A 33 ans, ce jeune homme vend les ceintures de seconde main à Nkololoun pour subvenir aux besoins de sa famille.
Il ne peut tenir plus de trente secondes de conversation sans jeter un coup d'œil furtif de part et d'autre de la chaussée. Roméo Djonkou est visiblement en alerte. Il surveille le passage des véhicules anti-émeutes de la police qui détruisent tous les comptoirs établis au bord de la route au marché Nkololoun. Son comptoir à lui, c'est une sorte de support fait à base d'une tige métallique et de petits morceaux de fer soudés. Il y a disposé des ceintures. Déjà trois ans que Roméo Djonkou est spécialisé dans ce petit commerce à Nkololoun. Pour se ravitailler en marchandise, le jeune homme de 33 ans se rend dans les déballages et effectue des tris. Les pièces de friperie retenues, il les revend. Les prix chez lui varient entre 200 et 1000 F. Cfa.

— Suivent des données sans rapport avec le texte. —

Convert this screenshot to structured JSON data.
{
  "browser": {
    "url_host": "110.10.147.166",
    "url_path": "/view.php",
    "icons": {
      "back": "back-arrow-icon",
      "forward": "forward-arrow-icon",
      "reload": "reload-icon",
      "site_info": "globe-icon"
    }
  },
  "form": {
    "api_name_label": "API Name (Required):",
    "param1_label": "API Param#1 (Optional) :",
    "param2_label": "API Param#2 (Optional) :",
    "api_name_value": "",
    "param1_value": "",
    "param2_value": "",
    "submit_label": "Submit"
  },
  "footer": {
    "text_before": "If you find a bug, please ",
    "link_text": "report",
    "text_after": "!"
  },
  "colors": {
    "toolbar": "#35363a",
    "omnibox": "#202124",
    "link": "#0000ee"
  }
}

Lorsque les affaires sont bonnes, le petit débrouillard peut s'en tirer avec la somme de 3500 F. Cfa en poche. A cette somme, il faudra encore y déduire 200 F. Cfa pour frais de magasinage journalier dans une boutique du marché. Il faut pouvoir aussi y dégager 800 F. Cfa de transport entre Logbaba et Nkololoun. Sans oublier de mettre de côté de quoi s'alimenter le long de la journée de vente. Pour Roméo Djonkou, il n'est pas évident de joindre les deux bouts. Lui qui vit en location dans un studio se plie en deux pour subvenir aux charges de sa femme et son enfant âgé de deux ans. L'équation est devenue encore plus difficile à résoudre depuis que le petit commerçant a appris qu'il faudra débourser la somme de 100 000 F. Cfa pour occuper un des carreaux matérialisés sur les bords de la chaussée par la mairie de Douala 2ème.
Unique gagne-pain
"Il y a plusieurs débrouillards ici qui n'ont pas 5 000 F. Cfa de fonds de commerce. Demander de payer 100 000 F. Cfa, c'est demander de réaliser l'impossible. On sait qu'on ne peut rester ainsi gratuitement. Si l'on institue encore des tickets journaliers de 100 F. Cfa, ça passerait mieux ", propose le vendeur, l'air dépité. Il présente son petit comptoir de ceintures comme son unique gagne-pain. Une activité vers laquelle il s'est retourné après l'obtention de son Brevet d'étude du premier cycle (Bepc). Faute de moyens financiers pour poursuivre les études, Roméo Djonkou va se lancer dans le commerce ambulant de ceintures. Il passe dix années à faire du porte à porte à travers la ville. Lorsqu'il trouve ce petit espace au bord de la chaussée aux côtés d'autres confrères il y a trois ans, il décide de s'y établir. Il doit serrer la ceinture chaque jour.